I launched a website about ten days ago, google hasn't picked it up yet, even though I've put got three or four fairly reasonable links from pages with a high page rank, which got picked up overnight.

I'm wondering if the robot files is stopping them from crawling the site, I'd really appreciate it someone who knows more than me could take a look at the robot file:



# robots.txt

User-agent: Googlebot
Disallow:
User-agent: googlebot-image
Disallow:
User-agent: googlebot-mobile
Disallow:
User-agent: MSNBot
Disallow:
User-agent: Slurp
Disallow:
User-agent: Teoma
Disallow:
User-agent: Gigabot
Disallow:
User-agent: Robozilla
Disallow:
User-agent: yahoo-mmcrawler
Disallow:
User-agent: psbot
Disallow:
User-agent: yahoo-blogs/v3.9
Disallow:
User-agent: *
Disallow: /


thanks in advance all.

MattF
03-24-2010, 09:00 PM
http://www.robotstxt.org/

Apostropartheid
03-24-2010, 09:24 PM
Why do you need a robots.txt file again...?

Excavator
03-24-2010, 10:22 PM
Hello adamclark,
Isn't that last line stopping all bots from visiting? That / should not be there I think...

User-agent: *
Disallow: /

Apostropartheid is right though... why have a robots.txt at all if you aren't wanting to stop the bots from crawling you?

MattF
03-24-2010, 10:42 PM
Isn't that last line stopping all bots from visiting?

Not quite. It prevents any bots which aren't implicitly named in the list above it from indexing.

TopDogger
03-25-2010, 02:09 AM
The robots.txt file only stops spiders that pay attention to the robots.txt file. Its use by bots is voluntary and it will never stop a bad bot. There is nothing on a server that will force a bot to obey this file.



User-agent: *
Disallow: /


This may prevent some spiders from indexing the site because it is the last directive and is wild-carded. It depends upon how the spider interprets the file. I've been doing SEO work since 1997 and I would not consider using a robots.txt file that looks like that. The results are unpredictable.

There is an error with the format of the file. In the robots.txt file, a record is delineated by a blank line. Each directive starting with "User-agent" is a separate record should therefore be separated from a prior directive by a blank line. You should not combine all of the directives into a single record. You can have as many Disallow statements as you wish in each record.

The most basic format for this file is simply the following single record directive:



User-agent: *
Disallow:


This invites all spiders to visit the site and does not block any files or directories.

If you want Google to visit a new site, try setting up a couple of links to the site. Sometimes Google will not index a site until it finds a path from another site.

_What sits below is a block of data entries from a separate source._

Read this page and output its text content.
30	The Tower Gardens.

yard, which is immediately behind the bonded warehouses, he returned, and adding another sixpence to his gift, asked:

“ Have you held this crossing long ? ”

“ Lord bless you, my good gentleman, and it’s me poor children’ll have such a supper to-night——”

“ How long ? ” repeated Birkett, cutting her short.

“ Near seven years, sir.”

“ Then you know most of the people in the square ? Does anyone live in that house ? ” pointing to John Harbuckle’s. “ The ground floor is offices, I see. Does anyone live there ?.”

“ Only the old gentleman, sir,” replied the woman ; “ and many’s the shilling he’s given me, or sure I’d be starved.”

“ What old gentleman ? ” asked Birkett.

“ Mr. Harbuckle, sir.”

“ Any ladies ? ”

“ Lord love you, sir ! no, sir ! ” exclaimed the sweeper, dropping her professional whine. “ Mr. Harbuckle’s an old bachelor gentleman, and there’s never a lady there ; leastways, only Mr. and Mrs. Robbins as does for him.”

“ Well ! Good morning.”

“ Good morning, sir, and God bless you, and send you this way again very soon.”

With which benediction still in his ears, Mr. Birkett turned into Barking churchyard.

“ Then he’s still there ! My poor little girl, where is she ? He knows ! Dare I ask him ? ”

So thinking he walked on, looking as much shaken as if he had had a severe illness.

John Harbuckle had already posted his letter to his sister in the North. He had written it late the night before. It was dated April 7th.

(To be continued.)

Another trick to get Google to visit is to use a pinging service, such as pingler.com.

timsoulo
03-25-2010, 02:19 PM
don't use those robots txt at all unless you want to hide something from Google... and let there be happiness :))))

adamclark
03-25-2010, 06:51 PM
thanks for your replys everyone.

maybe i'll just remove the robot file all together. I don't have anything to hide on my website.

it's just that i went on a webmaster course recently and he recommended using one to prevent all but the big names from crawling the site.

he said there were a small minority of robots that did not visit your site with good intentions

i already have a few links from other sites pointing to mine, these links were picked up very quickly (overnight), but for some reason the bots haven't followed them to my site (i did pick do follow, high page ranking sites to link from)

maybe i've been added to the 'to crawl' list!

so the general consensus seems to be that you don't really need a robots file?

MattF
03-25-2010, 06:55 PM
he said there were a small minority of robots that did not visit your site with good intentions

They'll pay piss all attention to a robots file.




so the general consensus seems to be that you don't really need a robots file?

Pretty much.

adamclark
03-25-2010, 07:17 PM
fair point, decision made.

cheers

TopDogger
03-26-2010, 04:26 AM
You do not need a robots.txt file, but it may a good idea to use one. If it's missing, the spider requests will generate 404 errors on your server and spiders can get redirected to an error page. The generally accepted SEO practice is to use a robots.txt file.

My recommendation is to use the basic robots.txt file, rather than none at all.